L’exercice effectif du pouvoir en Mauritanie dépend du contrôle des ressources et de considérations ethniques, claniques, familiales et personnelles. Les conflits entre maures blancs, maures noirs et d’autres groupes ethniques continuent de défier l’unité nationale.

Sommaire

Administration politique

Le gouvernement est organisé autour des ministères traditionnels, d’agences spéciales et de sociétés para-étatiques. Le ministre de l’Intérieur est à la tête d’un système de gouverneurs régionaux et de préfets inspiré du système administratif local français. La Mauritanie est ainsi divisée en 13 régions (wilayas), y compris le district de la capitale, Nouakchott. Le gouvernement central jouit de larges prérogatives, mais depuis 1992, une série d’élections nationales et municipales ont entamé une certaine décentralisation.

Histoire politique

La Mauritanie obtint son indépendance de la France en 1960. Le président Moktar Ould Daddah, mis au pouvoir par la France, adopta en 1964 la constitution qui fit de la Mauritanie un État monopartite à régime présidentiel autoritaire et le Parti du peuple mauritanien devint le seul parti autorisé. Selon Daddah, le pays n’était alors pas prêt pour la démocratie multipartite à l’occidentale. Daddah fut réélu en 1966, 1971 et 1976, avant d’être renversé par un coup d’État militaire le 10 juillet 1978. Le pays fut gouverné par un comité d’officiers militaires du 10 juillet 1978 au mois d’avril 1992.

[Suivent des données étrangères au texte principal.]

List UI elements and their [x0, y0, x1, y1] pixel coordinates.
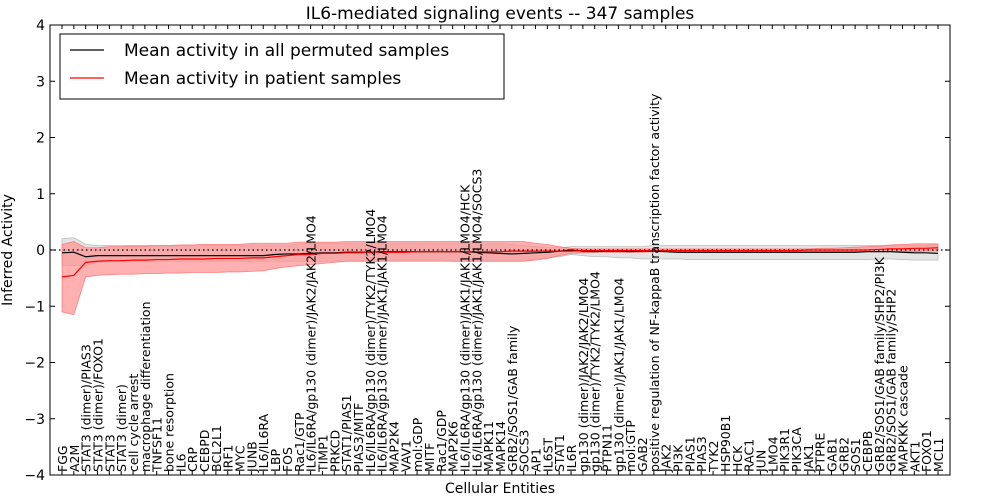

La Mauritanie sous Maaouiya Ould Taya

Un nouveau coup d’État le 12 décembre 1984 renversa Mohamed Khouna Ould Haidalla et porta Maaouiya Ould Taya au pouvoir. Son parti, le Parti républicain démocratique et social (PRDS), continua à dominer la vie politique après les premières élections multipartites en avril 1992 et Taya fut réélu à la tête de l’État en 1992 et en 1997. La constitution actuelle a été adoptée par référendum en juillet 1991.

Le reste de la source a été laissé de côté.